3. Start with hybrid approaches Don't rip out RSA today. Use hybrid encryption that combines classical + post-quantum. If the PQ algorithm has an unknown weakness, you're still protected by RSA. If RSA breaks, you're protected by PQ.

Cloudflare and Google are already doing this in production.

4. Watch your dependencies Most of your crypto comes from libraries (OpenSSL, libsodium, etc.). Track when they add PQ support. Plan your upgrade path.

5. Budget for larger keys and signatures Post-quantum algorithms have bigger keys and signatures.

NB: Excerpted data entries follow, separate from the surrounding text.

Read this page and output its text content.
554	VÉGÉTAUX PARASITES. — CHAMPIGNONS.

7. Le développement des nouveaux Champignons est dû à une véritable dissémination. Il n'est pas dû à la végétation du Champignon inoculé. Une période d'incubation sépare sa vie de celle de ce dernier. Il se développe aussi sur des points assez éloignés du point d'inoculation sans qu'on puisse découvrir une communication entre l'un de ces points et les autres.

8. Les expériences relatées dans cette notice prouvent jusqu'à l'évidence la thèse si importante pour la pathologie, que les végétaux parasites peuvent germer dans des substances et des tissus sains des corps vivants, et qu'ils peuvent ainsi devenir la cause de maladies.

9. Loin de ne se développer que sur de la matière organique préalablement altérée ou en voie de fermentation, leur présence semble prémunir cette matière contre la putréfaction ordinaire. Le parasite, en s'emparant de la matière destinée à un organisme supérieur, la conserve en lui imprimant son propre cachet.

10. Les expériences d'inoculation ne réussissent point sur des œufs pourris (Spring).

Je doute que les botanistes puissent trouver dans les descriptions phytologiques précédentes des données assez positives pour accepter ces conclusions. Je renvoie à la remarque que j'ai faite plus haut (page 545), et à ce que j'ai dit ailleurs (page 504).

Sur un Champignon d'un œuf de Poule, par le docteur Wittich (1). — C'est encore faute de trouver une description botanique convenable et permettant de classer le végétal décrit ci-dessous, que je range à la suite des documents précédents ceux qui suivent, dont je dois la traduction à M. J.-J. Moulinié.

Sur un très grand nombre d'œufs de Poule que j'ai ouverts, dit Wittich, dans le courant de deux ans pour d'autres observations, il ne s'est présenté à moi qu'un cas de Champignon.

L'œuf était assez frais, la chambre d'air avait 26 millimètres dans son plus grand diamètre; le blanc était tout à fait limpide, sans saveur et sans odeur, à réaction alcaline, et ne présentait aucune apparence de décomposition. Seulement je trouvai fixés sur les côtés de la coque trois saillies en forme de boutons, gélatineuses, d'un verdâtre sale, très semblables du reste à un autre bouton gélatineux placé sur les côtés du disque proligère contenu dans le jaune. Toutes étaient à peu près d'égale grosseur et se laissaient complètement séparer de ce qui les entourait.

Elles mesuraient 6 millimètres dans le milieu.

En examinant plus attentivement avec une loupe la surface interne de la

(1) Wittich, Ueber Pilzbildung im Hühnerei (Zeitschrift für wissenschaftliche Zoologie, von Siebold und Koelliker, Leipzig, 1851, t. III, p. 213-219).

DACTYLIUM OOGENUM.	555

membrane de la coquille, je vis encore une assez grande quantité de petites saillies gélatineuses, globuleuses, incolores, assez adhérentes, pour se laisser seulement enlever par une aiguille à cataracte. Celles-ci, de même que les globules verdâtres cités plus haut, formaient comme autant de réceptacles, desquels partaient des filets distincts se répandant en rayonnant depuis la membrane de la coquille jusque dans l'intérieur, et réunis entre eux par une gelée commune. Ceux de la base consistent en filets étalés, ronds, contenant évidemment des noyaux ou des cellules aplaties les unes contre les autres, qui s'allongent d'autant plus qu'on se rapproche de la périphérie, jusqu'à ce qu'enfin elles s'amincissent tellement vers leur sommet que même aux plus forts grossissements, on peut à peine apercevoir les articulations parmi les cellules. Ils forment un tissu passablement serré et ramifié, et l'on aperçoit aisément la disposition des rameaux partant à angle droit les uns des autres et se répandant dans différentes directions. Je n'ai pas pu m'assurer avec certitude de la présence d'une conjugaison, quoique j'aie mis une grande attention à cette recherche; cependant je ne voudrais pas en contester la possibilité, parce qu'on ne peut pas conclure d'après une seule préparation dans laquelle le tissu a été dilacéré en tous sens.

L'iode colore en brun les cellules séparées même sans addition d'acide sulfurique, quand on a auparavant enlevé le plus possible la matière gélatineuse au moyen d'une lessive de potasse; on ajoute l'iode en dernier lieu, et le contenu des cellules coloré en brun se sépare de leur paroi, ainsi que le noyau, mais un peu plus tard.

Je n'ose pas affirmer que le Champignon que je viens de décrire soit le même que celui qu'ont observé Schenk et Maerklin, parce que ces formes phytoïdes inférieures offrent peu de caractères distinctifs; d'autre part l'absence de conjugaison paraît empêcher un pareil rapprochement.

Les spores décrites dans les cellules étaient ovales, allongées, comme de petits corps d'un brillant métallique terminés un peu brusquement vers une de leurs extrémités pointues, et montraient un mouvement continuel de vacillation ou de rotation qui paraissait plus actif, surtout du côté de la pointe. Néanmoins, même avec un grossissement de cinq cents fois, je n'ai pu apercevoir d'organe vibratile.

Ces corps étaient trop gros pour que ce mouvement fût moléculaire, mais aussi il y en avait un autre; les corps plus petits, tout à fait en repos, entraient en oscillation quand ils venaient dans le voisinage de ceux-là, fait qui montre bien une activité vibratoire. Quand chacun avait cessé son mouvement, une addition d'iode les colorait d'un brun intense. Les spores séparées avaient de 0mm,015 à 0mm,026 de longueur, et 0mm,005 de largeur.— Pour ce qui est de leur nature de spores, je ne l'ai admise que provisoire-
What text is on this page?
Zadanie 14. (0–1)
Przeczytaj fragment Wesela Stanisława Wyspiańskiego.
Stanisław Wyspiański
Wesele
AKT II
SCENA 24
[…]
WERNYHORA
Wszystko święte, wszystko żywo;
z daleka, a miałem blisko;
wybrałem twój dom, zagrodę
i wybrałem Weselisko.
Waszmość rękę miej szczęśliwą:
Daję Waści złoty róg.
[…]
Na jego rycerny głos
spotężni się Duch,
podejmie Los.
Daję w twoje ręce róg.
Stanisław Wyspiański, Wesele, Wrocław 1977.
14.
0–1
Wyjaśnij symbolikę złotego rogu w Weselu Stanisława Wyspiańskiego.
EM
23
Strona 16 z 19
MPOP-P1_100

Kyber public keys are ~1.5KB vs 256 bytes for ECC. This affects:

  • Certificate sizes
  • Handshake latency
  • Storage costs

Not huge, but not zero either.

The Timeline (Honest Uncertainty)

Nobody knows when — or if — quantum computers will break current encryption. Here's my conservative estimate:

  • Now: Early PQ experimentation in some systems (Signal, Chrome, Cloudflare testing hybrids)
  • 2027-2032: Major cloud providers likely offer PQ options
  • 2032-2040: PQ may become default for new systems
  • 2035-2050+: Cryptographically relevant quantum computers might appear — or might not

The honest answer is: we don't know. Quantum computing has been "10 years away" for decades. It could be 2035. It could be 2060. It could hit a fundamental physics wall.

But "harvest now, decrypt later" means attackers are betting on the eventual breakthrough. For data that needs to stay secret for 20+ years, that's worth considering.


Bottom line: If you're building systems that handle sensitive data with long lifetimes, post-quantum cryptography should be on your roadmap. Not panic-mode urgent, but definitely "start planning now" urgent.

The transition will be messy — like every major crypto transition. But it's coming whether you're ready or not.